Frank
On célèbre Gide, on va redécouvrir l'insolent Morand, mais il ne faut pas manquer ce petit livre de Bernard Frank, Portraits et aphorismes25, fragments choisis dans son œuvre. Frank, au fond, est très gidien, c'est le regard de l'oncle ironique et précis sur la comédie sociale. Les vacheries de Frank sont aiguës et tendres. Je vais à la lettre S des portraits, et je lis, sur Sartre : « Sa mort avait commencé avant sa mort, quand il était devenu aveugle et qu'il servait d'homme-sandwich à des jeunes gens qui s'occupaient de mouvements plus ou moins révolutionnaires. » Sur Stendhal : « Stendhal est un gros garçon simple, un peu méchant comme tous les gens laids et qui parle avec naturel lorsqu'il n'essaie pas de faire le malin dans les rares salons où il est admis. »
Mais le meilleur portrait est à mon avis le Sollers : « C'est souvent ça, Sollers.

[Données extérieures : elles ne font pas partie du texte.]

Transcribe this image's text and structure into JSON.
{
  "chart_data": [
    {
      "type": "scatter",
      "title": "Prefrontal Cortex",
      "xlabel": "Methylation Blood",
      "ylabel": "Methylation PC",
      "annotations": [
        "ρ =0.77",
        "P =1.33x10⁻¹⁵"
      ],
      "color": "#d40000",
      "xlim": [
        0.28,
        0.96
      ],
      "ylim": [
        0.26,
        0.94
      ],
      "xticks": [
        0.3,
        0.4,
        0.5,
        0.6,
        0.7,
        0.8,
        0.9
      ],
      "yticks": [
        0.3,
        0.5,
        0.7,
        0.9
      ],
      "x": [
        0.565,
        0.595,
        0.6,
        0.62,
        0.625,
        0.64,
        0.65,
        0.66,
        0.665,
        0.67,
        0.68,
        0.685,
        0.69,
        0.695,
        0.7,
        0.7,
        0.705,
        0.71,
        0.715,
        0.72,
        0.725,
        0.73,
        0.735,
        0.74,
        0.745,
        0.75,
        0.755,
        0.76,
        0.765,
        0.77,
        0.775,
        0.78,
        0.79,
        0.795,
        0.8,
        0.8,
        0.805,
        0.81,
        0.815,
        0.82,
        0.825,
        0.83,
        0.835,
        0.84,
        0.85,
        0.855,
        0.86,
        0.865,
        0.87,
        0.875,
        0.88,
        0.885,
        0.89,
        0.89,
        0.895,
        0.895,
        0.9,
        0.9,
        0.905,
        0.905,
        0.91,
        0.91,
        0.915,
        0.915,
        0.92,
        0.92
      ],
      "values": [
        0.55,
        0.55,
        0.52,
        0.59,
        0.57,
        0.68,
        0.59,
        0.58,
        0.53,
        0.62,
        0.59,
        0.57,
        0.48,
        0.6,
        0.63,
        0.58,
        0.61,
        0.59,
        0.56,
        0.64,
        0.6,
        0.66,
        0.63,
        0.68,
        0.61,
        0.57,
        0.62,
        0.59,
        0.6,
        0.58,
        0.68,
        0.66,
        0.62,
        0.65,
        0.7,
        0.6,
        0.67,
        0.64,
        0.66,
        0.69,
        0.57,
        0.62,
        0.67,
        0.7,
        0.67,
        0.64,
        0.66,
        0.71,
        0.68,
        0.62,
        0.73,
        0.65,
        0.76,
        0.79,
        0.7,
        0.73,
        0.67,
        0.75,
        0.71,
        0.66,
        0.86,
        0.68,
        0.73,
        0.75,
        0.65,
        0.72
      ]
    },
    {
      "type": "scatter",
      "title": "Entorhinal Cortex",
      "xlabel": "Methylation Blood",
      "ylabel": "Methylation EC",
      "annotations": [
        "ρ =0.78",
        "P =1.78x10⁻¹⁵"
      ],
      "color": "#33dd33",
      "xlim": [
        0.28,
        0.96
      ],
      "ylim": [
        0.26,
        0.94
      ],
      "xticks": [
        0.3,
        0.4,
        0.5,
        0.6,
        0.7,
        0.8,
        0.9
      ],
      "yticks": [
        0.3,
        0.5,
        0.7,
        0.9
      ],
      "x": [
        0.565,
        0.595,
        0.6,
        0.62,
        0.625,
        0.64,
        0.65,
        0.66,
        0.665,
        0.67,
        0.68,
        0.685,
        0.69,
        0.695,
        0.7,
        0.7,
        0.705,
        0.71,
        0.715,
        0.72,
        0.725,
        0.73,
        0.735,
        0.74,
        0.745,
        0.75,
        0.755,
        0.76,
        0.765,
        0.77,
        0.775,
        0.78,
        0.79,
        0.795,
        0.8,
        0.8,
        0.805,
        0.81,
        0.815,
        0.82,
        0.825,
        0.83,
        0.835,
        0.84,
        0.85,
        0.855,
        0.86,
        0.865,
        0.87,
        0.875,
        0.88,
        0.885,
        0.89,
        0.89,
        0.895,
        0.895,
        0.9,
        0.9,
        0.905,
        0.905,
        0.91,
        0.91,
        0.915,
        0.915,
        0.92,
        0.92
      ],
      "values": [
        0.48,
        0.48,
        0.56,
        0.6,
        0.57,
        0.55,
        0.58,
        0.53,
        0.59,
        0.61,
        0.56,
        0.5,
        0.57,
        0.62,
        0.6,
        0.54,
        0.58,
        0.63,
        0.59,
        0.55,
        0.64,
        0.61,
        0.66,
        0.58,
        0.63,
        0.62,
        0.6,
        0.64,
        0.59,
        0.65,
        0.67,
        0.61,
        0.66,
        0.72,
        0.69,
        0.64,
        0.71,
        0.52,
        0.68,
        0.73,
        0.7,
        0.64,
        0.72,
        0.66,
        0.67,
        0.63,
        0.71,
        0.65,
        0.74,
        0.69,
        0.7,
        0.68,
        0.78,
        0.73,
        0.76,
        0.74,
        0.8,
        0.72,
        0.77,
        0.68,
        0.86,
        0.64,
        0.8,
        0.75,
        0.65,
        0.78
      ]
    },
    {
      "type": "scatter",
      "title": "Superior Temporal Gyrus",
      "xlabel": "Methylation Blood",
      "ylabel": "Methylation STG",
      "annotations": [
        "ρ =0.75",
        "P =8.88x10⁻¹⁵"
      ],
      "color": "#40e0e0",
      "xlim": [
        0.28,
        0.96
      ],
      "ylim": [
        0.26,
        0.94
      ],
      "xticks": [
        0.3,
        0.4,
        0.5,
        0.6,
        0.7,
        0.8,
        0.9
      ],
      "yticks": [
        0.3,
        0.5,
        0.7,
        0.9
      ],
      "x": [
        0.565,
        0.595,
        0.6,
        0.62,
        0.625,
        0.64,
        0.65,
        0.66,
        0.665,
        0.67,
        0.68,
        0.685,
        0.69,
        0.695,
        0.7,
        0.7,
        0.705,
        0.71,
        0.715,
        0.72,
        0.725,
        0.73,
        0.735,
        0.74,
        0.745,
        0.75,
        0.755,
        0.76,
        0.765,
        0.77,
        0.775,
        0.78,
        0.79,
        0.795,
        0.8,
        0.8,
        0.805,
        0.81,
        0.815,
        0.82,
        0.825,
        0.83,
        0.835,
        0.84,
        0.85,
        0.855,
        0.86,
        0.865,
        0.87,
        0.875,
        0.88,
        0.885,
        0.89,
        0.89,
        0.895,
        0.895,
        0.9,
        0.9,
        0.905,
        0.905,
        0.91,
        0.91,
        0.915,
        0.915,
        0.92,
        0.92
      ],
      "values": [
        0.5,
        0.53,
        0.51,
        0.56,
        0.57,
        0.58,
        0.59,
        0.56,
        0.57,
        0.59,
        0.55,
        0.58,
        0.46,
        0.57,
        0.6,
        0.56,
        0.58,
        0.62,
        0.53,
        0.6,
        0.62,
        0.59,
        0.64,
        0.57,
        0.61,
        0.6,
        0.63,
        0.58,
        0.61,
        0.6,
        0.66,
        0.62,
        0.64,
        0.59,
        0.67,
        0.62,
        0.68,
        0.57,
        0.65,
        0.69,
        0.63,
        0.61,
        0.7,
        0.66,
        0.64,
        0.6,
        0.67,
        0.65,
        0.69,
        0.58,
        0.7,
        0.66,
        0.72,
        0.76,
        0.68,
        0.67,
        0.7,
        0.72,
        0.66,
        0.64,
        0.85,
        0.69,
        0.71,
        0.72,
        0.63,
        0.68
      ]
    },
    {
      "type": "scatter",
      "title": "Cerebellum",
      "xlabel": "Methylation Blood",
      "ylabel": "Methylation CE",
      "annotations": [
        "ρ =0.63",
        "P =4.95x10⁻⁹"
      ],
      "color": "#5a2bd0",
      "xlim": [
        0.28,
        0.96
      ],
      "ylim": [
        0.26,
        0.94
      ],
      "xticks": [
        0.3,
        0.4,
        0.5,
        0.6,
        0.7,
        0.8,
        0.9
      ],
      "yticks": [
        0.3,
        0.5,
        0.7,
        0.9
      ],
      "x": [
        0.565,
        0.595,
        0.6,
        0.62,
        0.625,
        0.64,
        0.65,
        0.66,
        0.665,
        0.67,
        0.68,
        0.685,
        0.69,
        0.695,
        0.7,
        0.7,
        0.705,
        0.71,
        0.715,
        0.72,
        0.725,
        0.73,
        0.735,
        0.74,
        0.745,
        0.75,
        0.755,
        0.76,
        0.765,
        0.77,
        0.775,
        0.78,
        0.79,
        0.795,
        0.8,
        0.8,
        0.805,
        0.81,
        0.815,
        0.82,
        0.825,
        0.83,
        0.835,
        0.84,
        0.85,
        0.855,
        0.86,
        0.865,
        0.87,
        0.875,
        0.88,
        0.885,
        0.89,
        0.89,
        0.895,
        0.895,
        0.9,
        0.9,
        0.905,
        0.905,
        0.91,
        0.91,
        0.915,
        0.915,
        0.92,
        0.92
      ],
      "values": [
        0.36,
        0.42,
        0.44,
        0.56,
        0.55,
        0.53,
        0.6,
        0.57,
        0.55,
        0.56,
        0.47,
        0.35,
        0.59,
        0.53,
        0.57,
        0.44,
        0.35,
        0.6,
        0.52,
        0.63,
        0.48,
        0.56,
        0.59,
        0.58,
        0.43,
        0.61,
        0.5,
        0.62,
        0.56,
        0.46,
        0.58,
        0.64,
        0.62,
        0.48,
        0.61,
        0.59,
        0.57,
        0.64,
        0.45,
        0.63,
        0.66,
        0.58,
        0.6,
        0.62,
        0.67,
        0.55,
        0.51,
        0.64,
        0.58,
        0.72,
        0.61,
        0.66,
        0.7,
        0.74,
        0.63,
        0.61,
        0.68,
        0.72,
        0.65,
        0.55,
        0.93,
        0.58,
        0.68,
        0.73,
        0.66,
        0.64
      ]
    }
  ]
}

Avec son entrain un peu factice, il gâche les bons sujets. » Et puis : « Un physique avantageux, une faconde bordelaise, des débuts foudroyants, de vieilles fées lourdes de gloire qui lui promettent monts et merveilles, et puis le jouvenceau écrit son second roman et on s'aperçoit qu'il n'avait rien à dire. » Encore : « Si Sollers tentait de réduire sa part de comédie, il écrirait d'une façon charmante. » Et encore : « Il y a toujours chez lui cette jactance de garçonnet, de petit coq, de minime qui sera peut-être demain l'une des étoiles du stade de Bordeaux. »
Tout cela est merveilleusement envoyé, et si j'étais Sollers, ce jouvenceau, ce garçonnet, ce petit coq, je ne saurais plus où me mettre. Outre la bienveillance, cachée sous la rosserie, pour ce gamin qui n'arrive pas à grandir, on remarquera l'attirance et même l'obsession pour Bordeaux. Quand je vous disais qu'en France tous les vrais complots viennent d'Aquitaine. Les cadets de Gascogne sont le sel du pays.